January 16, 2017 (KHARTOUM) – Eight people have died and 342 infected at several Sudanese states in a second wave of a suspected cholera outbreak within five months, said a report by the independent Central Committee of Sudanese Doctors.
The report, which was seen by Sudan Tribune on Monday, said the preliminary tests of diarrhea samples proved they were cholera cases, pointing such cases are usually confirmed by a reference laboratory and announced by the Department of Epidemiology at the Health Ministry.
It pointed that a number of cases have been reported in Khartoum, Gazeera and Red Sea states, saying “such cases must be handled with utmost seriousness to ensure the safety of patients and curtail the spread of the epidemic”.

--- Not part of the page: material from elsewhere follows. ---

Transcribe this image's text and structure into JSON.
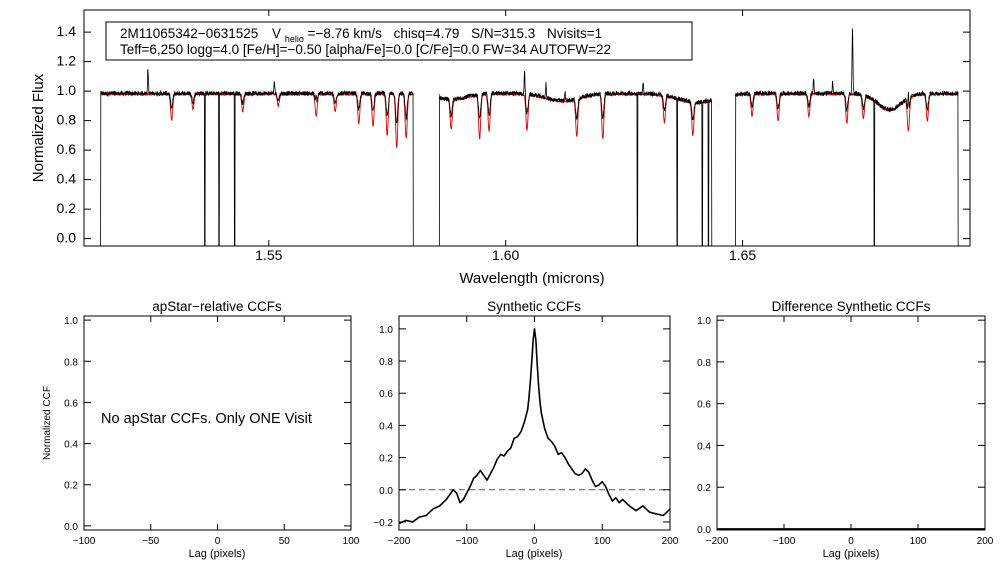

The report demanded the authorities to apply the scientific universal measures in dealing with such cases and announce the results with full transparency, saying the disease is highly contagious.
According to the report, 51 child infected with acute watery diarrhea have been admitted to Ahmed Gasim Hospital in Khartoum North while 81 patients with similar symptoms were received at Alban Gadid Hospital on Friday and Saturday.
It pointed that the administration of Alban Gandid Hospital has warned its medical staff against giving any information about the suspected cases or describe them as cholera cases.
The report added that 25 cases of cholera-like symptoms have been admitted to Al-Tamaiuz Hospital in Khartoum North, saying the emergency room at Wad Medani Hospital in the Gazeera state received 11 cases.
It stressed that 160 cases of acute watery diarrhea have been received at Gabait Hospital in the Red Sea state, saying that 8 patients have died of the disease.
The report further pointed to a large number of watery diarrhea cases in the town of Suakin in the Red Sea state.
Last September, Sudan’s Federal Ministry of Health acknowledged that 55 people have died and 2619 were infected in Blue Nile State by watery diarrhea caused by (E. coli) bacteria stressing that the epidemic was not cholera.